Of course, there’s a long history of fans throwing things on stage. But until recently, they were usually nice things. Only in the rarest instance—for example, a vaudeville show of embarrassingly low quality—were tomatoes tossed at a performer.

His judgment as to why American and European audiences are now creatures to be wary of:

The anger isn’t coming from the music. It’s coming from the broader culture.

Of course, all of us already know that there’s a collapse in civility and decent behavior in every sphere of public life nowadays. The stuff happening on airplanes blows my mind. And it’s also happening at restaurants, movie theaters, and any other place where people congregate for work or play.

"But there are specific triggering issues related to music", Gioia says, and: 

I don’t think it’s a coincidence that many of the worst acts of pre-meditated violence during the last decade have occurred at music venues. In addition to schools and shopping centers, musical performances are frequent targets.

You may think that violence plays out on the battlefield, not at a pop concert. But music has always been a cultural indicator. In some ways, it is our most revealing source of information on society. Sometimes the future shows up in our music even before it gets covered in the newspapers.

So even if I am saddened by the craziness at music concerts, I can’t say I’m surprised There’s something ugly simmering in our society, and it has finally arrived at the pricey front row seats of concerts. All of sudden, fans have decided that an expensive ticket gives them the right to do something abusive to their favorite pop star.

It makes no sense, but it’s definitely part of the zeitgeist. And it will almost certainly get worse before it gets better.

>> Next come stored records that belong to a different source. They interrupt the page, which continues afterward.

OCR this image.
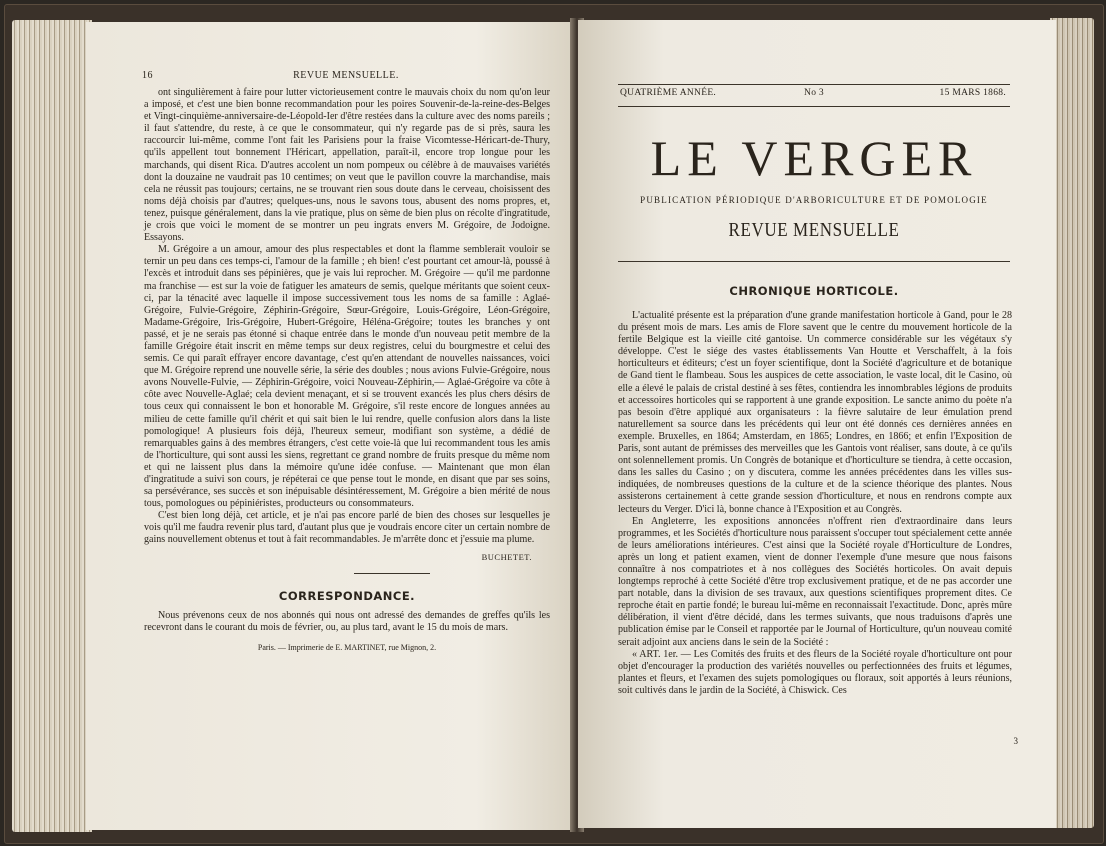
16	REVUE MENSUELLE.

ont singulièrement à faire pour lutter victorieusement contre le mauvais choix du nom qu'on leur a imposé, et c'est une bien bonne recommandation pour les poires Souvenir-de-la-reine-des-Belges et Vingt-cinquième-anniversaire-de-Léopold-Ier d'être restées dans la culture avec des noms pareils ; il faut s'attendre, du reste, à ce que le consommateur, qui n'y regarde pas de si près, saura les raccourcir lui-même, comme l'ont fait les Parisiens pour la fraise Vicomtesse-Héricart-de-Thury, qu'ils appellent tout bonnement l'Héricart, appellation, paraît-il, encore trop longue pour les marchands, qui disent Rica. D'autres accolent un nom pompeux ou célèbre à de mauvaises variétés dont la douzaine ne vaudrait pas 10 centimes; on veut que le pavillon couvre la marchandise, mais cela ne réussit pas toujours; certains, ne se trouvant rien sous doute dans le cerveau, choisissent des noms déjà choisis par d'autres; quelques-uns, nous le savons tous, abusent des noms propres, et, tenez, puisque généralement, dans la vie pratique, plus on sème de bien plus on récolte d'ingratitude, je crois que voici le moment de se montrer un peu ingrats envers M. Grégoire, de Jodoigne. Essayons.

M. Grégoire a un amour, amour des plus respectables et dont la flamme semblerait vouloir se ternir un peu dans ces temps-ci, l'amour de la famille ; eh bien! c'est pourtant cet amour-là, poussé à l'excès et introduit dans ses pépinières, que je vais lui reprocher. M. Grégoire — qu'il me pardonne ma franchise — est sur la voie de fatiguer les amateurs de semis, quelque méritants que soient ceux-ci, par la ténacité avec laquelle il impose successivement tous les noms de sa famille : Aglaé-Grégoire, Fulvie-Grégoire, Zéphirin-Grégoire, Sœur-Grégoire, Louis-Grégoire, Léon-Grégoire, Madame-Grégoire, Iris-Grégoire, Hubert-Grégoire, Héléna-Grégoire; toutes les branches y ont passé, et je ne serais pas étonné si chaque entrée dans le monde d'un nouveau petit membre de la famille Grégoire était inscrit en même temps sur deux registres, celui du bourgmestre et celui des semis. Ce qui paraît effrayer encore davantage, c'est qu'en attendant de nouvelles naissances, voici que M. Grégoire reprend une nouvelle série, la série des doubles ; nous avions Fulvie-Grégoire, nous avons Nouvelle-Fulvie, — Zéphirin-Grégoire, voici Nouveau-Zéphirin,— Aglaé-Grégoire va côte à côte avec Nouvelle-Aglaé; cela devient menaçant, et si se trouvent exancés les plus chers désirs de tous ceux qui connaissent le bon et honorable M. Grégoire, s'il reste encore de longues années au milieu de cette famille qu'il chérit et qui sait bien le lui rendre, quelle confusion alors dans la liste pomologique! A plusieurs fois déjà, l'heureux semeur, modifiant son système, a dédié de remarquables gains à des membres étrangers, c'est cette voie-là que lui recommandent tous les amis de l'horticulture, qui sont aussi les siens, regrettant ce grand nombre de fruits presque du même nom et qui ne laissent plus dans la mémoire qu'une idée confuse. — Maintenant que mon élan d'ingratitude a suivi son cours, je répéterai ce que pense tout le monde, en disant que par ses soins, sa persévérance, ses succès et son inépuisable désintéressement, M. Grégoire a bien mérité de nous tous, pomologues ou pépiniéristes, producteurs ou consommateurs.

C'est bien long déjà, cet article, et je n'ai pas encore parlé de bien des choses sur lesquelles je vois qu'il me faudra revenir plus tard, d'autant plus que je voudrais encore citer un certain nombre de gains nouvellement obtenus et tout à fait recommandables. Je m'arrête donc et j'essuie ma plume.

BUCHETET.
CORRESPONDANCE.

Nous prévenons ceux de nos abonnés qui nous ont adressé des demandes de greffes qu'ils les recevront dans le courant du mois de février, ou, au plus tard, avant le 15 du mois de mars.

Paris. — Imprimerie de E. MARTINET, rue Mignon, 2.
QUATRIÈME ANNÉE.	No 3	15 MARS 1868.
LE VERGER
PUBLICATION PÉRIODIQUE D'ARBORICULTURE ET DE POMOLOGIE
REVUE MENSUELLE
CHRONIQUE HORTICOLE.

L'actualité présente est la préparation d'une grande manifestation horticole à Gand, pour le 28 du présent mois de mars. Les amis de Flore savent que le centre du mouvement horticole de la fertile Belgique est la vieille cité gantoise. Un commerce considérable sur les végétaux s'y développe. C'est le siége des vastes établissements Van Houtte et Verschaffelt, à la fois horticulteurs et éditeurs; c'est un foyer scientifique, dont la Société d'agriculture et de botanique de Gand tient le flambeau. Sous les auspices de cette association, le vaste local, dit le Casino, où elle a élevé le palais de cristal destiné à ses fêtes, contiendra les innombrables légions de produits et accessoires horticoles qui se rapportent à une grande exposition. Le sancte animo du poète n'a pas besoin d'être appliqué aux organisateurs : la fièvre salutaire de leur émulation prend naturellement sa source dans les précédents qui leur ont été donnés ces dernières années en exemple. Bruxelles, en 1864; Amsterdam, en 1865; Londres, en 1866; et enfin l'Exposition de Paris, sont autant de prémisses des merveilles que les Gantois vont réaliser, sans doute, à ce qu'ils ont solennellement promis. Un Congrès de botanique et d'horticulture se tiendra, à cette occasion, dans les salles du Casino ; on y discutera, comme les années précédentes dans les villes sus-indiquées, de nombreuses questions de la culture et de la science théorique des plantes. Nous assisterons certainement à cette grande session d'horticulture, et nous en rendrons compte aux lecteurs du Verger. D'ici là, bonne chance à l'Exposition et au Congrès.

En Angleterre, les expositions annoncées n'offrent rien d'extraordinaire dans leurs programmes, et les Sociétés d'horticulture nous paraissent s'occuper tout spécialement cette année de leurs améliorations intérieures. C'est ainsi que la Société royale d'Horticulture de Londres, après un long et patient examen, vient de donner l'exemple d'une mesure que nous faisons connaître à nos compatriotes et à nos collègues des Sociétés horticoles. On avait depuis longtemps reproché à cette Société d'être trop exclusivement pratique, et de ne pas accorder une part notable, dans la division de ses travaux, aux questions scientifiques proprement dites. Ce reproche était en partie fondé; le bureau lui-même en reconnaissait l'exactitude. Donc, après mûre délibération, il vient d'être décidé, dans les termes suivants, que nous traduisons d'après une publication émise par le Conseil et rapportée par le Journal of Horticulture, qu'un nouveau comité serait adjoint aux anciens dans le sein de la Société :

« ART. 1er. — Les Comités des fruits et des fleurs de la Société royale d'horticulture ont pour objet d'encourager la production des variétés nouvelles ou perfectionnées des fruits et légumes, plantes et fleurs, et l'examen des sujets pomologiques ou floraux, soit apportés à leurs réunions, soit cultivés dans le jardin de la Société, à Chiswick. Ces

3
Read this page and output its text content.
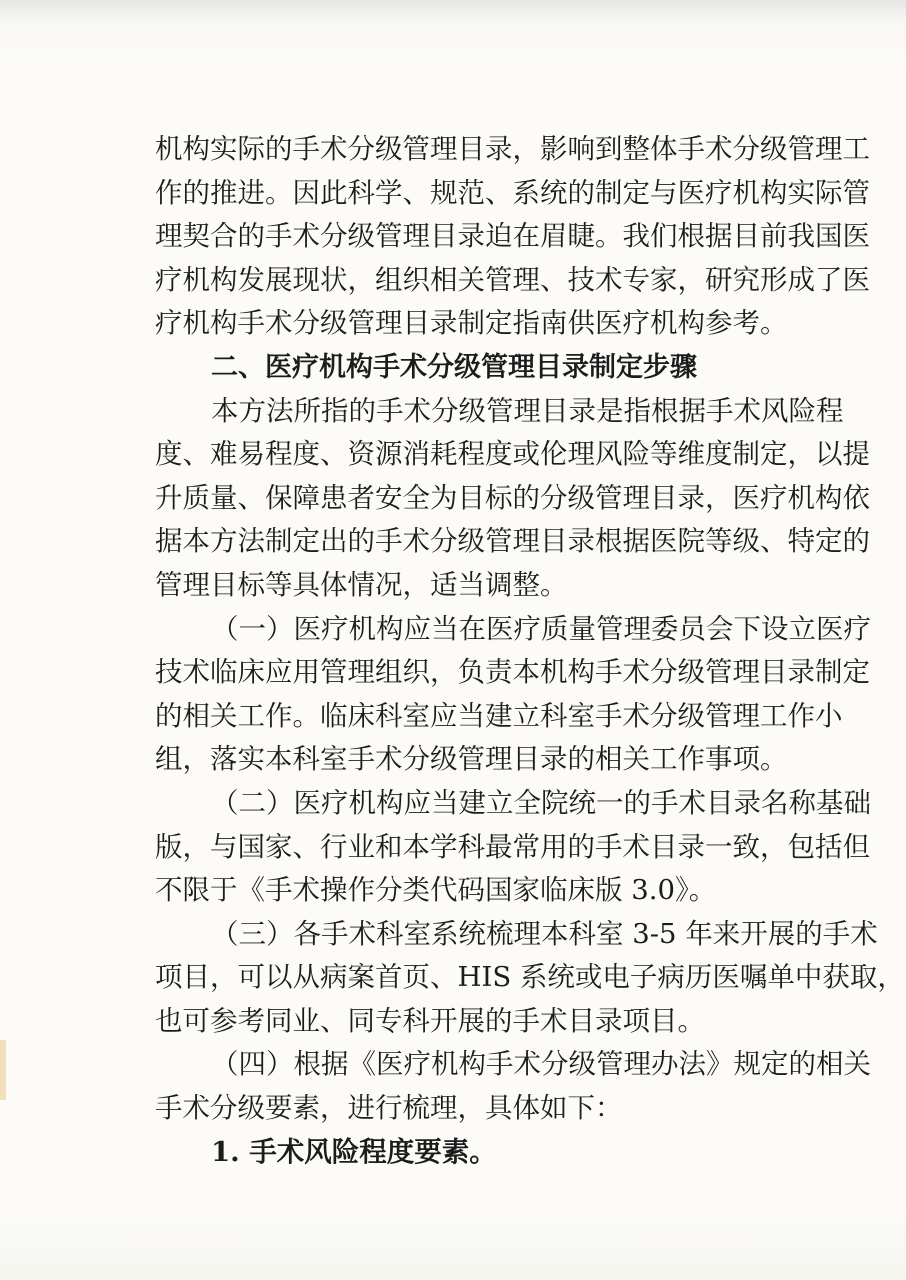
机构实际的手术分级管理目录，影响到整体手术分级管理工
作的推进。因此科学、规范、系统的制定与医疗机构实际管
理契合的手术分级管理目录迫在眉睫。我们根据目前我国医
疗机构发展现状，组织相关管理、技术专家，研究形成了医
疗机构手术分级管理目录制定指南供医疗机构参考。
二、医疗机构手术分级管理目录制定步骤
本方法所指的手术分级管理目录是指根据手术风险程
度、难易程度、资源消耗程度或伦理风险等维度制定，以提
升质量、保障患者安全为目标的分级管理目录，医疗机构依
据本方法制定出的手术分级管理目录根据医院等级、特定的
管理目标等具体情况，适当调整。
（一）医疗机构应当在医疗质量管理委员会下设立医疗
技术临床应用管理组织，负责本机构手术分级管理目录制定
的相关工作。临床科室应当建立科室手术分级管理工作小
组，落实本科室手术分级管理目录的相关工作事项。
（二）医疗机构应当建立全院统一的手术目录名称基础
版，与国家、行业和本学科最常用的手术目录一致，包括但
不限于《手术操作分类代码国家临床版 3.0》。
（三）各手术科室系统梳理本科室 3-5 年来开展的手术
项目，可以从病案首页、HIS 系统或电子病历医嘱单中获取，
也可参考同业、同专科开展的手术目录项目。
（四）根据《医疗机构手术分级管理办法》规定的相关
手术分级要素，进行梳理，具体如下：
1. 手术风险程度要素。
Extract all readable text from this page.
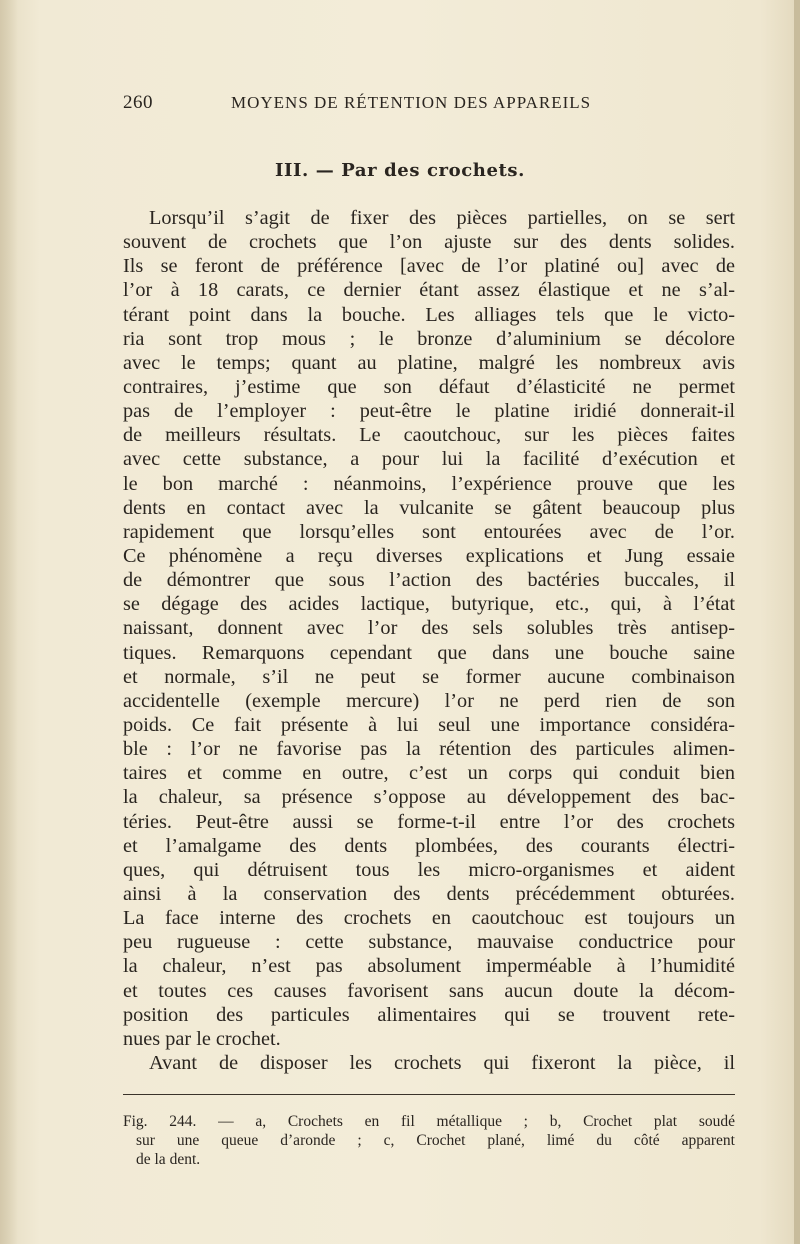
260	MOYENS DE RÉTENTION DES APPAREILS
III. — Par des crochets.
Lorsqu’il s’agit de fixer des pièces partielles, on se sert
souvent de crochets que l’on ajuste sur des dents solides.
Ils se feront de préférence [avec de l’or platiné ou] avec de
l’or à 18 carats, ce dernier étant assez élastique et ne s’al-
térant point dans la bouche. Les alliages tels que le victo-
ria sont trop mous ; le bronze d’aluminium se décolore
avec le temps; quant au platine, malgré les nombreux avis
contraires, j’estime que son défaut d’élasticité ne permet
pas de l’employer : peut-être le platine iridié donnerait-il
de meilleurs résultats. Le caoutchouc, sur les pièces faites
avec cette substance, a pour lui la facilité d’exécution et
le bon marché : néanmoins, l’expérience prouve que les
dents en contact avec la vulcanite se gâtent beaucoup plus
rapidement que lorsqu’elles sont entourées avec de l’or.
Ce phénomène a reçu diverses explications et Jung essaie
de démontrer que sous l’action des bactéries buccales, il
se dégage des acides lactique, butyrique, etc., qui, à l’état
naissant, donnent avec l’or des sels solubles très antisep-
tiques. Remarquons cependant que dans une bouche saine
et normale, s’il ne peut se former aucune combinaison
accidentelle (exemple mercure) l’or ne perd rien de son
poids. Ce fait présente à lui seul une importance considéra-
ble : l’or ne favorise pas la rétention des particules alimen-
taires et comme en outre, c’est un corps qui conduit bien
la chaleur, sa présence s’oppose au développement des bac-
téries. Peut-être aussi se forme-t-il entre l’or des crochets
et l’amalgame des dents plombées, des courants électri-
ques, qui détruisent tous les micro-organismes et aident
ainsi à la conservation des dents précédemment obturées.
La face interne des crochets en caoutchouc est toujours un
peu rugueuse : cette substance, mauvaise conductrice pour
la chaleur, n’est pas absolument imperméable à l’humidité
et toutes ces causes favorisent sans aucun doute la décom-
position des particules alimentaires qui se trouvent rete-
nues par le crochet.
Avant de disposer les crochets qui fixeront la pièce, il
Fig. 244. — a, Crochets en fil métallique ; b, Crochet plat soudé
sur une queue d’aronde ; c, Crochet plané, limé du côté apparent
de la dent.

Such is the state of mind of swathes of citizens in countries that have been captured by a progressive nihilism. And take note of this depiction that works for everyone who bears the burden of commitment only to self, the type that has become all too common:

He is a truly postmodern man: no truth exists apart from his; and any alternative reality has to be attacked mercilessly. Because his whims oscillate, so do the non-facts he invents to satisfy them. He is a spluttering, glowering fusillade of fantasies. He is, in Michael Wolff’s words, “a man whose behavior defies and undermines the structures and logic of civic life”.